Exponential Probability Density of Electron in 1D Potential Well

[lozzyjay]

Homework Statement

An electron is in a 1 dimensional potential well. If the energy of the electron is < V0, show that the probability density P(x) for the electron falls exponentially:

P(x) = Aexp(-x/L)


I honestly have no clue, I've been trying all day to do this!

 

[berkeman]

You need to show us what you have been doing "all day", so that we can help to guide you in the right direction. What is the basic equation that you should be using to approach this problem? It has a catchy name...

 

[lozzyjay]

$$\frac{-h bar^{2}}{2m}$$ $$\frac{d^2\psi}{dx^2}$$ = (E - V$$_{0}$$)$$\psi$$

So that's the Schrödinger equation for when the energy is less than V0 I think...

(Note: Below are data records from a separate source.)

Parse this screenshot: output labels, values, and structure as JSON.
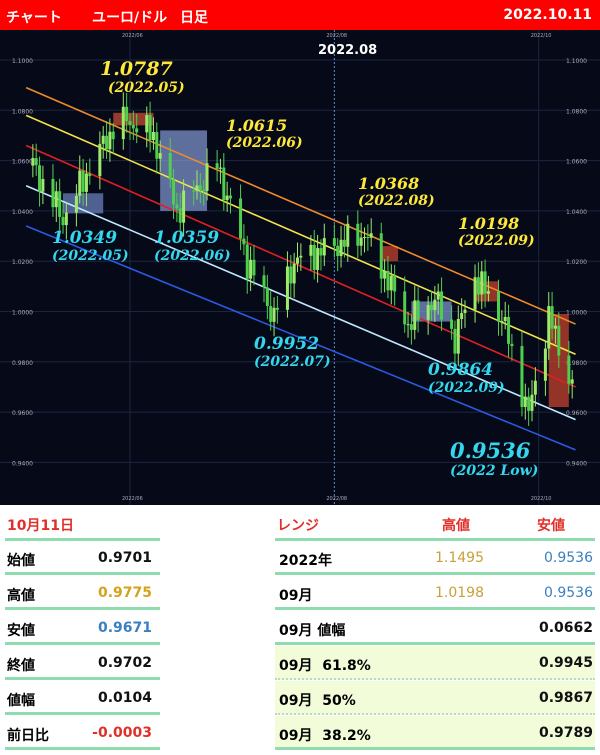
{
  "header": {
    "title": "チャート",
    "pair": "ユーロ/ドル",
    "timeframe": "日足",
    "date": "2022.10.11"
  },
  "chart_data": {
    "type": "candlestick",
    "y_ticks": [
      "1.1000",
      "1.0800",
      "1.0600",
      "1.0400",
      "1.0200",
      "1.0000",
      "0.9800",
      "0.9600",
      "0.9400"
    ],
    "ylim": [
      0.93,
      1.11
    ],
    "x_ticks": [
      "2022/06",
      "2022/08",
      "2022/10"
    ],
    "highlight_label": "2022.08",
    "path": [
      [
        "2022-05-03",
        1.058
      ],
      [
        "2022-05-12",
        1.037
      ],
      [
        "2022-05-20",
        1.057
      ],
      [
        "2022-05-27",
        1.073
      ],
      [
        "2022-05-31",
        1.076
      ],
      [
        "2022-06-08",
        1.07
      ],
      [
        "2022-06-15",
        1.04
      ],
      [
        "2022-06-27",
        1.058
      ],
      [
        "2022-07-01",
        1.042
      ],
      [
        "2022-07-06",
        1.02
      ],
      [
        "2022-07-14",
        0.998
      ],
      [
        "2022-07-20",
        1.02
      ],
      [
        "2022-08-01",
        1.026
      ],
      [
        "2022-08-10",
        1.031
      ],
      [
        "2022-08-15",
        1.018
      ],
      [
        "2022-08-23",
        0.995
      ],
      [
        "2022-08-31",
        1.005
      ],
      [
        "2022-09-06",
        0.989
      ],
      [
        "2022-09-12",
        1.014
      ],
      [
        "2022-09-20",
        0.998
      ],
      [
        "2022-09-28",
        0.959
      ],
      [
        "2022-10-04",
        0.998
      ],
      [
        "2022-10-11",
        0.9702
      ]
    ],
    "channels": [
      {
        "color": "#f08a2a",
        "start": [
          "2022-05-01",
          1.089
        ],
        "end": [
          "2022-10-12",
          0.995
        ]
      },
      {
        "color": "#f3e34a",
        "start": [
          "2022-05-01",
          1.078
        ],
        "end": [
          "2022-10-12",
          0.983
        ]
      },
      {
        "color": "#e02020",
        "start": [
          "2022-05-01",
          1.066
        ],
        "end": [
          "2022-10-12",
          0.97
        ]
      },
      {
        "color": "#bfe9ff",
        "start": [
          "2022-05-01",
          1.05
        ],
        "end": [
          "2022-10-12",
          0.957
        ]
      },
      {
        "color": "#2a5adf",
        "start": [
          "2022-05-01",
          1.034
        ],
        "end": [
          "2022-10-12",
          0.945
        ]
      }
    ],
    "annotations": [
      {
        "value": "1.0787",
        "period": "(2022.05)",
        "kind": "high"
      },
      {
        "value": "1.0615",
        "period": "(2022.06)",
        "kind": "high"
      },
      {
        "value": "1.0368",
        "period": "(2022.08)",
        "kind": "high"
      },
      {
        "value": "1.0198",
        "period": "(2022.09)",
        "kind": "high"
      },
      {
        "value": "1.0349",
        "period": "(2022.05)",
        "kind": "low"
      },
      {
        "value": "1.0359",
        "period": "(2022.06)",
        "kind": "low"
      },
      {
        "value": "0.9952",
        "period": "(2022.07)",
        "kind": "low"
      },
      {
        "value": "0.9864",
        "period": "(2022.09)",
        "kind": "low"
      },
      {
        "value": "0.9536",
        "period": "(2022 Low)",
        "kind": "low"
      }
    ]
  },
  "daily": {
    "title": "10月11日",
    "rows": [
      {
        "label": "始値",
        "value": "0.9701",
        "color": "#111"
      },
      {
        "label": "高値",
        "value": "0.9775",
        "color": "#d4a21c"
      },
      {
        "label": "安値",
        "value": "0.9671",
        "color": "#3a7fc0"
      },
      {
        "label": "終値",
        "value": "0.9702",
        "color": "#111"
      },
      {
        "label": "値幅",
        "value": "0.0104",
        "color": "#111"
      },
      {
        "label": "前日比",
        "value": "-0.0003",
        "color": "#e0302a"
      }
    ]
  },
  "range": {
    "title": "レンジ",
    "high_header": "高値",
    "low_header": "安値",
    "rows": [
      {
        "label": "2022年",
        "high": "1.1495",
        "low": "0.9536"
      },
      {
        "label": "09月",
        "high": "1.0198",
        "low": "0.9536"
      },
      {
        "label": "09月 値幅",
        "high": "",
        "low": "0.0662"
      },
      {
        "label": "09月  61.8%",
        "high": "",
        "low": "0.9945"
      },
      {
        "label": "09月  50%",
        "high": "",
        "low": "0.9867"
      },
      {
        "label": "09月  38.2%",
        "high": "",
        "low": "0.9789"
      }
    ]
  }
}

Then to show the probability density...

P(x) = $$\int$$$$\psi$$(x)* $$\psi$$(x) = 1

I have no idea what to do next...

 

[Dick]

Ok, so the Schrödinger equation is psi''=k*psi, where k is a positive constant. What do the solutions to that equation look like?

 

[lozzyjay]

The solutions are of the form

$$\psi$$ = Ae$$^{ikx}$$ + Be$$^{-ikx}$$

 

[Dick]

Noooo. The k in psi''=k*psi is real and positive. How about A*exp(sqrt(k)*x)+B*exp(-sqrt(k)*x)?